Le corps d'un prêtre porté disparu au Burkina Faso a été retrouvé mort dans la forêt du sud-ouest de ce pays d'Afrique de l'Ouest, une zone criblée de présence et d'activités djihadistes.

Deux jours après la disparition du père Rodrigue Sanon dans la région sud-ouest du Burkina Faso, son corps a été découvert dans une forêt voisine, a annoncé l'évêque du diocèse de Banfora dans un communiqué partagé par Vatican News.

«C'est avec une profonde tristesse que j'attire l'attention de tous sur le corps sans vie du P. Rodrigue Sanon a été retrouvé le 21 janvier 2021, dans la forêt protégée de Toumousseni, à environ 20 kilomètres de Banfora », a déclaré Mgr Lucas Kalfa Sanou.

Selon l'agence de presse catholique, Sanon, un prêtre de Notre-Dame de Soubaganyedougou, a disparu mardi en se rendant à Banfora pour rencontrer l'évêque. Le prêtre n'est jamais arrivé et sa voiture a été retrouvée abandonnée.

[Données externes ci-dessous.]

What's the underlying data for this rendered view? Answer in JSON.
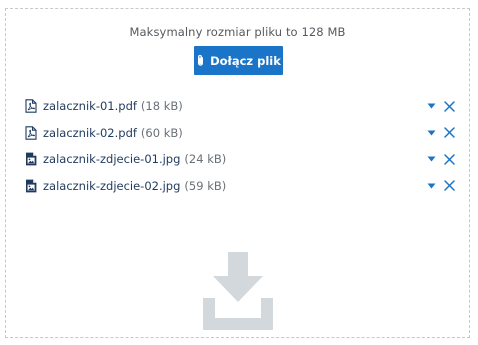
{
  "uploader": {
    "max_size_text": "Maksymalny rozmiar pliku to 128 MB",
    "attach_button_label": "Dołącz plik",
    "drop_icon": "download-tray-icon"
  },
  "files": [
    {
      "name": "zalacznik-01.pdf",
      "size": "(18 kB)",
      "type": "pdf"
    },
    {
      "name": "zalacznik-02.pdf",
      "size": "(60 kB)",
      "type": "pdf"
    },
    {
      "name": "zalacznik-zdjecie-01.jpg",
      "size": "(24 kB)",
      "type": "image"
    },
    {
      "name": "zalacznik-zdjecie-02.jpg",
      "size": "(59 kB)",
      "type": "image"
    }
  ],
  "colors": {
    "accent": "#1a75c8",
    "border": "#c8c8c8",
    "text": "#1f3a5f",
    "icon_muted": "#d2d8dc"
  }
}
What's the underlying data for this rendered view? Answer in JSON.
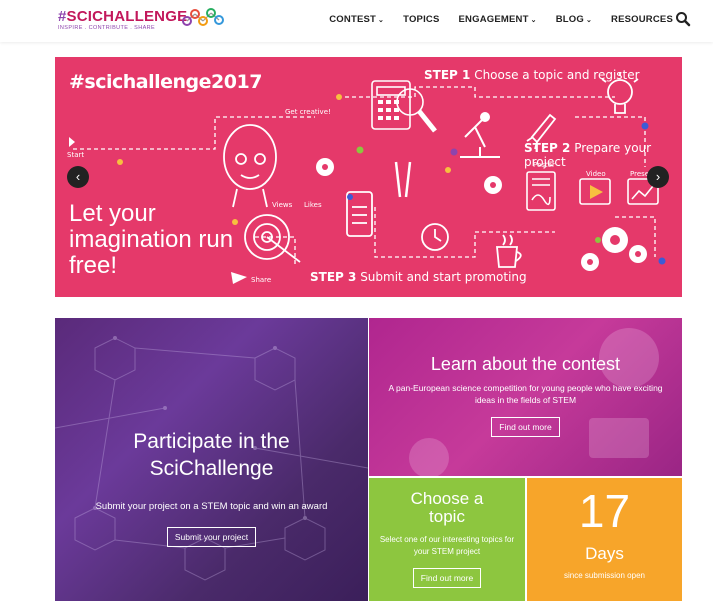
{
  "header": {
    "logo_hash": "#",
    "logo_name": "SCICHALLENGE",
    "logo_tagline": "INSPIRE . CONTRIBUTE . SHARE",
    "nav": [
      {
        "label": "CONTEST",
        "has_dropdown": true
      },
      {
        "label": "TOPICS",
        "has_dropdown": false
      },
      {
        "label": "ENGAGEMENT",
        "has_dropdown": true
      },
      {
        "label": "BLOG",
        "has_dropdown": true
      },
      {
        "label": "RESOURCES",
        "has_dropdown": false
      }
    ],
    "caret": "⌄",
    "search_icon": "search-icon"
  },
  "banner": {
    "hashtag": "#scichallenge2017",
    "slogan": "Let your imagination run free!",
    "step1_num": "STEP 1",
    "step1_text": "Choose a topic and register",
    "step2_num": "STEP 2",
    "step2_text": "Prepare your project",
    "step3_num": "STEP 3",
    "step3_text": "Submit and start promoting",
    "label_start": "Start",
    "label_creative": "Get creative!",
    "label_poster": "Poster",
    "label_video": "Video",
    "label_presentation": "Presen",
    "label_views": "Views",
    "label_likes": "Likes",
    "label_share": "Share",
    "prev_arrow": "‹",
    "next_arrow": "›",
    "colors": {
      "background": "#e5396a"
    }
  },
  "tiles": {
    "participate": {
      "title": "Participate in the SciChallenge",
      "subtitle": "Submit your project on a STEM topic and win an award",
      "button": "Submit your project"
    },
    "learn": {
      "title": "Learn about the contest",
      "subtitle": "A pan-European science competition for young people who have exciting ideas in the fields of STEM",
      "button": "Find out more"
    },
    "choose": {
      "title": "Choose a topic",
      "subtitle": "Select one of our interesting topics for your STEM project",
      "button": "Find out more"
    },
    "days": {
      "number": "17",
      "unit": "Days",
      "caption": "since submission open"
    },
    "colors": {
      "participate": "#5a2a7a",
      "learn": "#b0268f",
      "choose": "#8dc63f",
      "days": "#f7a52a"
    }
  }
}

Malgré les circonstances entourant le meurtre du prêtre, l'évêque a exhorté les croyants «à maintenir le cap et à rester confiants dans l'amour miséricordieux de Dieu». 

«Par la miséricorde de Dieu, que l'âme de son serviteur Rodrigue Sanon repose en paix!» dit l'évêque.

Si les détails entourant le meurtre de l'évêque et l'identité des assaillants restent inconnus, depuis cinq ans, le Burkina Faso a été marqué par la violence religieuse aux mains de groupes militants islamistes. Ces extrémistes djihadistes comprennent le Groupe de soutien à l'islam et aux musulmans, l'État islamique dans le Grand Sahara et Ansarul Islam.

La violence a fait plus d'un million de personnes déplacées et près de 1100 morts depuis 2015, selon un rapport de 2019 du département d'État américain.

Le Burkina Faso est classé n ° 32 sur la liste de surveillance mondiale Open Doors USA de 50 pays où les chrétiens sont les plus persécutés. 

Open Doors estime qu'il y a plus d'un million de personnes déplacées à l'intérieur du pays (PDI) au Burkina Faso, et beaucoup sont des chrétiens, car les attaques extrémistes ont chassé les croyants de leurs maisons et villages, et beaucoup ont été forcés de retourner dans des camps de réfugiés.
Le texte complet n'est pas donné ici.